India’s ties with China are still hamstrung by a dispute over their Himalayan border that led to war in 1962. New Delhi is also wary of China’s expanding naval presence in the Indian Ocean and its close relations with Pakistan.

India’s air force has 34 operational squadrons, down from 39 earlier this decade and below the government approved strength of 42, a parliamentary committee said in December.

More than half of India’s MiGs have crashed in recent decades, the then defence minister said in 2012.

At the same time, China is flying locally built fourth-generation J-10 fighters and is testing two fifth-generation stealth fighter jets.

Pakistan is upgrading its Lockheed Martin F-16 fighters as well as using JF-17 warplanes developed with China. It is also in talks to buy J-10s, according to Pakistani and Chinese industry sources.

India would still win a war against Pakistan because of the sheer size of its air force, but the slow modernisation means victory would come with heavy casualties, said Richard Aboulafia, Washington D.C.-based vice president of analysis at the Teal Group, an aerospace and defence think tank.

To keep up, India is buying more Su-30s and upgrading other existing fighters.

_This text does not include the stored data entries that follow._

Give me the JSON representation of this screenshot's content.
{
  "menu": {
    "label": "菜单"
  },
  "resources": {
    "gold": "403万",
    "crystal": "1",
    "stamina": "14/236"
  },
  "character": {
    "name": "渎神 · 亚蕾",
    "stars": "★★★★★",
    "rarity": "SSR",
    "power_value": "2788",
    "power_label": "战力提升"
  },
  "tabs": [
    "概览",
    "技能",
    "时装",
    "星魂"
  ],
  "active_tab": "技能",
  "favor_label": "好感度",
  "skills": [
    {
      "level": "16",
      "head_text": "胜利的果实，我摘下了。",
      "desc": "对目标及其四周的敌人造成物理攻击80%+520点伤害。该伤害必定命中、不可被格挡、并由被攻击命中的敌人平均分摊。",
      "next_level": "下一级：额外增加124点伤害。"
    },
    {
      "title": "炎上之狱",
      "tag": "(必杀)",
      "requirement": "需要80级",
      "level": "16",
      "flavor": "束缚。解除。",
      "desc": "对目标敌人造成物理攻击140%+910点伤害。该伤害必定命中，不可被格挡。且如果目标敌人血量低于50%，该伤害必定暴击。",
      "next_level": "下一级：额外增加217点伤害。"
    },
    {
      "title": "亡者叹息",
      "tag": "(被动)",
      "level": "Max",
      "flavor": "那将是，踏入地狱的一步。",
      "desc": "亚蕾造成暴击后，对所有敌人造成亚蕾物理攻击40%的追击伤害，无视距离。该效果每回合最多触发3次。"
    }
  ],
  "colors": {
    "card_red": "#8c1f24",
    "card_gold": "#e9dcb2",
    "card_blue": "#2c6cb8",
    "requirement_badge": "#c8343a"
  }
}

“We do need to increase our defence preparedness,” Prime Minister Narendra Modi told the opening ceremony of the Aero India airshow in the city of Bengaluru on Wednesday.

Criticism of the Tejas was unfounded, said K. Tamilmani, a senior official at the Defence Research and Development Organisation (DRDO), a defence ministry agency which designed and developed the plane.

“The Tejas has a safety record that is unbeaten,” Tamilmani told Reuters by telephone, adding it would provide a platform to develop more advanced fighters in the years ahead.

The Rafale fighters are expected to replace some of India’s MiGs and Mirage jets.

But India is insisting Dassault take full responsibility for production of the aircraft at a state-run facility in Bengaluru, Indian defence ministry officials have said.

France has said it will help Hindustan Aeronautics Ltd stick to delivery schedules, but that it cannot give guarantees for production of the aircraft made at a facility over which it has no administrative or expert control.

India would decide on the fate of the deal only after March, when a defence ministry committee delivers a report on the issue, Defence Minister Manohar Parrikar said at the airshow.

Cancellation would be “disastrous”, said Deba Mohanty, chairman at Indicia Research & Advisory, a New Delhi-based defence consulting firm.

“It’s a really tricky situation in which the supplier is unhappy, the bureaucrats are unhappy and the end user is disappointed,” said Mohanty.

India has successfully introduced Boeing’s C-17 cargo plane and P-8 Poseidon anti-submarine aircraft and Lockheed Martin’s C-130J transport, all bought directly, over the last few years.

That shows off-the shelf solutions work best, experts said.

However, under the Modi administration’s “Make in India” programme, there is an emphasis on building a domestic defence industrial base to cut dependence on foreign supplies that have made India the world’s biggest arms importer.

The DRDO for example is working on the Tejas Mark II, a slightly larger plane than the original, which will feature more powerful engines, better radars and upgraded avionics.

Local trainer jets, light transport aircraft and helicopter programmes are also under way.

“People who fly planes want the best value for money, which means off-the-shelf,” said Aboulafia. “People who want jobs and technology development schemes have different priorities. That’s why the two groups don’t like each other much.”